Mayr, a Darwinist, with his words, seems to have brought the whole experience of an entire century to a close. An experience, in which the 18th century’s juxtaposition of not only the human sciences and the natural sciences, but of also religious and scientific thought, slowly lost sense.
From the heated controversies on Darwin to our current day debate on neo-evolutionary genetics, a lot of water has passed under the bridge: with the exception of some pathetic nostalgic to be found here and there, no one is still willing to rationally contest the idea that Man descended from the apes in the flow of the interminable “chain of being” (A. Lovejoy).
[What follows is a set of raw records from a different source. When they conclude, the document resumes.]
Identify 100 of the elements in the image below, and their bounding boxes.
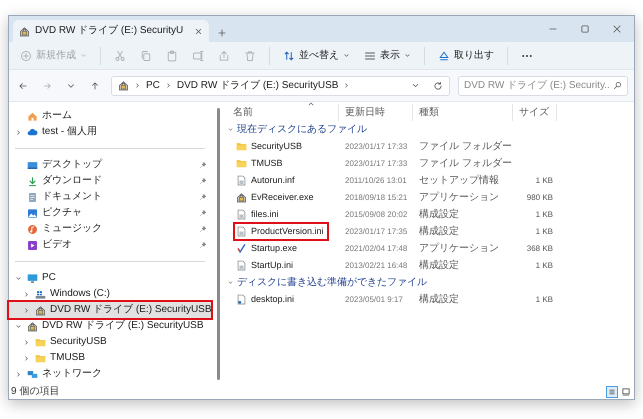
file-name[interactable]: Autorun.inf bbox=[235, 173, 298, 188]
nav-item[interactable]: ビデオ bbox=[9, 237, 211, 253]
file-name[interactable]: ProductVersion.ini bbox=[235, 224, 327, 239]
address-field[interactable]: PC DVD RW ドライブ (E:) SecurityUSB bbox=[111, 76, 450, 96]
file-date: 2023/01/17 17:35 bbox=[344, 226, 408, 238]
group-header[interactable]: 現在ディスクにあるファイル bbox=[227, 121, 634, 138]
file-size: 1 KB bbox=[534, 174, 554, 186]
nav-item[interactable]: ホーム bbox=[9, 108, 211, 124]
column-header[interactable]: 更新日時 bbox=[339, 104, 413, 121]
file-type: 構成設定 bbox=[418, 292, 460, 306]
up-arrow-icon bbox=[90, 80, 100, 90]
file-type: 構成設定 bbox=[418, 258, 460, 272]
folder-icon bbox=[35, 352, 46, 364]
list-icon bbox=[364, 50, 376, 62]
monitor-icon bbox=[27, 272, 38, 284]
close-button[interactable] bbox=[612, 24, 622, 34]
view-button[interactable]: 表示 bbox=[359, 44, 416, 66]
desktop-icon bbox=[27, 160, 38, 170]
caret-icon bbox=[80, 52, 87, 59]
search-icon bbox=[613, 81, 622, 90]
file-date: 2011/10/26 13:01 bbox=[344, 174, 408, 186]
nav-item[interactable]: ネットワーク bbox=[9, 366, 211, 382]
group-header[interactable]: ディスクに書き込む準備ができたファイル bbox=[227, 274, 634, 291]
file-type: 構成設定 bbox=[418, 208, 460, 222]
file-type: アプリケーション bbox=[418, 242, 500, 256]
column-header[interactable]: 名前 bbox=[227, 104, 339, 121]
share-icon bbox=[218, 50, 230, 62]
details-view-button[interactable] bbox=[606, 386, 618, 398]
file-type: ファイル フォルダー bbox=[418, 140, 513, 154]
tiles-view-icon bbox=[621, 386, 631, 396]
nav-item[interactable]: デスクトップ bbox=[9, 157, 211, 173]
file-icon bbox=[236, 209, 247, 220]
file-name[interactable]: desktop.ini bbox=[235, 292, 298, 307]
check-icon bbox=[236, 243, 247, 254]
nav-item[interactable]: SecurityUSB bbox=[9, 334, 211, 350]
file-date: 2023/01/17 17:33 bbox=[344, 158, 408, 170]
file-name[interactable]: StartUp.ini bbox=[235, 258, 296, 273]
folder-icon bbox=[236, 141, 247, 152]
search-field[interactable]: DVD RW ドライブ (E:) Security... bbox=[458, 76, 628, 96]
rename-icon bbox=[192, 50, 204, 62]
file-size: 1 KB bbox=[534, 260, 554, 272]
close-icon bbox=[194, 26, 203, 36]
file-name[interactable]: files.ini bbox=[235, 207, 282, 222]
folder-icon bbox=[35, 336, 46, 348]
sort-button[interactable]: 並べ替え bbox=[278, 44, 355, 66]
lock-icon bbox=[19, 26, 30, 36]
eject-button[interactable]: 取り出す bbox=[433, 44, 499, 66]
nav-item[interactable]: ダウンロード bbox=[9, 173, 211, 189]
folder-icon bbox=[236, 158, 247, 169]
file-name[interactable]: TMUSB bbox=[235, 156, 286, 171]
file-icon bbox=[236, 260, 247, 271]
file-size: 1 KB bbox=[534, 294, 554, 306]
breadcrumb[interactable]: DVD RW ドライブ (E:) SecurityUSB bbox=[176, 78, 338, 93]
plus-icon bbox=[217, 28, 227, 38]
file-size: 1 KB bbox=[534, 208, 554, 220]
file-name[interactable]: SecurityUSB bbox=[235, 139, 306, 154]
file-icon bbox=[236, 294, 247, 305]
nav-item[interactable]: ピクチャ bbox=[9, 205, 211, 221]
clipboard-icon bbox=[166, 50, 178, 62]
back-arrow-icon bbox=[18, 80, 28, 90]
scrollbar[interactable] bbox=[217, 108, 220, 380]
music-icon bbox=[27, 224, 38, 234]
caret-icon bbox=[343, 52, 350, 59]
chevron-down-icon bbox=[411, 81, 420, 90]
nav-item[interactable]: DVD RW ドライブ (E:) SecurityUSB bbox=[9, 302, 211, 318]
file-name[interactable]: Startup.exe bbox=[235, 241, 300, 256]
cloud-icon bbox=[27, 126, 38, 138]
breadcrumb[interactable]: PC bbox=[146, 78, 160, 93]
column-header[interactable]: 種類 bbox=[413, 104, 513, 121]
file-date: 2023/05/01 9:17 bbox=[344, 294, 404, 306]
nav-item[interactable]: DVD RW ドライブ (E:) SecurityUSB bbox=[9, 318, 211, 334]
eject-icon bbox=[438, 50, 450, 62]
maximize-button[interactable] bbox=[580, 24, 590, 34]
forward-arrow-icon bbox=[42, 80, 52, 90]
nav-item[interactable]: ドキュメント bbox=[9, 189, 211, 205]
new-tab-button[interactable] bbox=[217, 28, 227, 38]
plus-circle-icon bbox=[20, 50, 32, 62]
close-icon bbox=[612, 24, 622, 34]
nav-item[interactable]: TMUSB bbox=[9, 350, 211, 366]
home-icon bbox=[27, 110, 38, 122]
file-type: 構成設定 bbox=[418, 224, 460, 238]
scissors-icon bbox=[114, 50, 126, 62]
nav-item[interactable]: PC bbox=[9, 270, 211, 286]
tab[interactable]: DVD RW ドライブ (E:) SecurityU bbox=[13, 20, 209, 42]
chevron-right-icon bbox=[134, 82, 141, 89]
refresh-icon bbox=[433, 80, 443, 90]
nav-item[interactable]: Windows (C:) bbox=[9, 286, 211, 302]
nav-item[interactable]: ミュージック bbox=[9, 221, 211, 237]
caret-icon bbox=[404, 52, 411, 59]
tiles-view-button[interactable] bbox=[620, 386, 632, 398]
file-icon bbox=[236, 175, 247, 186]
item-count: 9 個の項目 bbox=[11, 385, 60, 398]
file-name[interactable]: EvReceiver.exe bbox=[235, 190, 317, 205]
column-header[interactable]: サイズ bbox=[513, 104, 557, 121]
trash-icon bbox=[244, 50, 256, 62]
file-icon bbox=[236, 226, 247, 237]
nav-item[interactable]: test - 個人用 bbox=[9, 124, 211, 140]
file-type: アプリケーション bbox=[418, 190, 500, 204]
chevron-right-icon bbox=[164, 82, 172, 89]
chevron-right-icon bbox=[343, 82, 350, 89]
Sometimes, nonetheless, advocates of the social sciences have interpreted the acceptance of the evolutionary basis of Man’s nature, as an unconditional surrender to scientism. On the other hand, the supporters of a mythological idea of science – like the fundamentalist biologist Richard Dawkins, for instance – consider the Darwinian turning point as the certified death of philosophy and other “weak branches of knowledge”.
The first, end up in an irrationality that ignores the very idea of the causality of physics and engages in searching in human thought for an escape route that transcends it. The second, fool themselves into thinking that by reducing all phenomena to physical causality one can entirely explain these phenomena.
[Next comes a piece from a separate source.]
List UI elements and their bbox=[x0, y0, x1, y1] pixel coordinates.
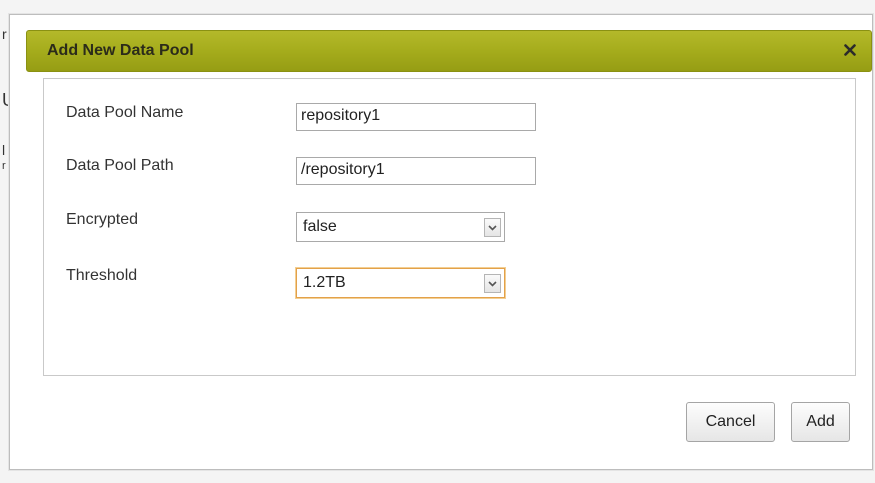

The first, in short, manifest an ethical deficiency, having lost the sense or the direction of their research: how many humanists have felt the duty to interrogate themselves on the utility of what they study? The second, manifest a semantic deficiency, in that they do not even ask themselves, if and how, the signs of physical causality can be interpreted culturally: how many scientists refuse to look at, from a bird’s eye view, the forest to which belongs the leaf of the tree, to which they themselves are also attached? In either case, there is nothing more meaningless.
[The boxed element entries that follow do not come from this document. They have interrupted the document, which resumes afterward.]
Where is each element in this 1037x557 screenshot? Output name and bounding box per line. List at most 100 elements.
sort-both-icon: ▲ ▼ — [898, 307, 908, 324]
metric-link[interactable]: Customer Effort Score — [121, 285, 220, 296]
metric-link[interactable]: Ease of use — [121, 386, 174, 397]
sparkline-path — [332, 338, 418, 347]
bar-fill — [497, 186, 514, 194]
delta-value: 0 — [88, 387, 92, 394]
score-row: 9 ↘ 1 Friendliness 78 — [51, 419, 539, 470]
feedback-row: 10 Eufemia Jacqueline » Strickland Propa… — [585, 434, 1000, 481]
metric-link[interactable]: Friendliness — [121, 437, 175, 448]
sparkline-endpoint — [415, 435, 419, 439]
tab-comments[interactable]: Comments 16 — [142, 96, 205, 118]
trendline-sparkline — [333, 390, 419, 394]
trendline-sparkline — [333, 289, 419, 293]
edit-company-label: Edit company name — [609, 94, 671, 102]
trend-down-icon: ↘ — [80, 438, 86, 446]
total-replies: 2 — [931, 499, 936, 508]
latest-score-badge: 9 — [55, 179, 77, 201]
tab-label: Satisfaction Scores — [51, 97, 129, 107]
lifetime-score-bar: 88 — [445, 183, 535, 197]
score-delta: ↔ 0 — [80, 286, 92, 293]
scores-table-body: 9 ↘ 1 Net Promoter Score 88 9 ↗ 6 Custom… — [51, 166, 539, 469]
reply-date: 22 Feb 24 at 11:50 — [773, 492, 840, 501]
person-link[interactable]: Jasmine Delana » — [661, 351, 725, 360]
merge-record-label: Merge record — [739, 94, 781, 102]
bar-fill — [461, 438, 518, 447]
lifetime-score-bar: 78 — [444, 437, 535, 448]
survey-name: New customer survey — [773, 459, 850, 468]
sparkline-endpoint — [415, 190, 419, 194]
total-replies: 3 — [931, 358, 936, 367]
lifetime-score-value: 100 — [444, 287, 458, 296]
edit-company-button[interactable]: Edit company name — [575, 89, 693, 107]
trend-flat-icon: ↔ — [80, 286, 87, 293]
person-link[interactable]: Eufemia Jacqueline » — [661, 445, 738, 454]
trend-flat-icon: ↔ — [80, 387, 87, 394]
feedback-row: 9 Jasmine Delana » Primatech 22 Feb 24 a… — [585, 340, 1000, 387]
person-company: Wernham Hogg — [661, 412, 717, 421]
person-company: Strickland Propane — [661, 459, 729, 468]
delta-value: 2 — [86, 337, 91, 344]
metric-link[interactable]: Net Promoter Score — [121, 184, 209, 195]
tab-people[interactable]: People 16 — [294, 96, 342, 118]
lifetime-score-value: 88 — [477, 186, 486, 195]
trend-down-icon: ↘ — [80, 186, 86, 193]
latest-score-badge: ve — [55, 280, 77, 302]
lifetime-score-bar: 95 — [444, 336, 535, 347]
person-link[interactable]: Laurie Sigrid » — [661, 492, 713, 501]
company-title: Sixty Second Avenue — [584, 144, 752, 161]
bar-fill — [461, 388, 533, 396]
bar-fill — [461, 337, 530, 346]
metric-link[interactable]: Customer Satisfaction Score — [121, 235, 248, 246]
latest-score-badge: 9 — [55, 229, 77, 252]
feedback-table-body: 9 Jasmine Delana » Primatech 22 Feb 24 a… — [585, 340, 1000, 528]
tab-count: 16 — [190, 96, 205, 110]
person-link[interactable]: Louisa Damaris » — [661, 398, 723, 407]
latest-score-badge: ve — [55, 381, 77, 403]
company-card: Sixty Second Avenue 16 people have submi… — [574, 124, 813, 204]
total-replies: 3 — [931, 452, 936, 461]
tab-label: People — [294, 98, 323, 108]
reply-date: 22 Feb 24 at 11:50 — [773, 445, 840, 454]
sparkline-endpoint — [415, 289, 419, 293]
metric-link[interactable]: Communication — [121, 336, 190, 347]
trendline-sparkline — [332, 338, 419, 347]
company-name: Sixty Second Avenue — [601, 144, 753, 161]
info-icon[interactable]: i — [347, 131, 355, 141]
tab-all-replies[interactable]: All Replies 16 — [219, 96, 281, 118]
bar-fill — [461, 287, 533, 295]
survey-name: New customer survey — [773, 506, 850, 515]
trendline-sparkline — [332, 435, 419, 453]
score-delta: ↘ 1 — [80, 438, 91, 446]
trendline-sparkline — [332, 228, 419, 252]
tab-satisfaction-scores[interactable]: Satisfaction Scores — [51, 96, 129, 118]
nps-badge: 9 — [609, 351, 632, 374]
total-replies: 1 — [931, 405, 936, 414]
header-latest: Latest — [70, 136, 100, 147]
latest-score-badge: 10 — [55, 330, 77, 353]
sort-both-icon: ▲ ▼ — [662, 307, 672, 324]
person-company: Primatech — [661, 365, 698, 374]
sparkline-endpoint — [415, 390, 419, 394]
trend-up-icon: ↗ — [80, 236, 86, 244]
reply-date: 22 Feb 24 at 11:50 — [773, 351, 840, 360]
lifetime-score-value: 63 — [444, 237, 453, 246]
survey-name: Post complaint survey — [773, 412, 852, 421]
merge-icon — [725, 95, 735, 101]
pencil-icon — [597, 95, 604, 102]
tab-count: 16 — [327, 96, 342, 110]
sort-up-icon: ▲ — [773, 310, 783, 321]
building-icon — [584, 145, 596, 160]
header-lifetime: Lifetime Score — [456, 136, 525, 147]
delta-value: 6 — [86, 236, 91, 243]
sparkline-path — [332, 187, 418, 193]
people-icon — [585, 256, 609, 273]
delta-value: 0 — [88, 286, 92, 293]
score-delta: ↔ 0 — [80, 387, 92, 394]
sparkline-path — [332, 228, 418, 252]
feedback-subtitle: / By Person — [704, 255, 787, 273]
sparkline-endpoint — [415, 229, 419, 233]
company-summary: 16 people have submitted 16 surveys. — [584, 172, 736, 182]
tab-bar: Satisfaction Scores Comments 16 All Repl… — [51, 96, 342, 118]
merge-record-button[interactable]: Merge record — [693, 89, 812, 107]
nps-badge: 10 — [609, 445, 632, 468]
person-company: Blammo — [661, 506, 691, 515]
In conclusion, what I think emerges from what has been discussed here, is that the ideal of cooperation and solidarity characteristic of the cognitive sciences, may very well constitute the pars costruens for a new ethic in research that can be born out of the renunciation of cultural corporatism.
This is an ethic that begins to weigh on the responsible choices made by Universities the world over, those Universities committed to the globalization of resources and knowledge. An ethic, that is even, why not say it? Local. One in which the obstinate juxtaposition between the “two cultures”, that looks to the past, can be replaced by a pilot-program experience based on the integration of different branches of knowledge, that is turned towards the scientific future of our new generations.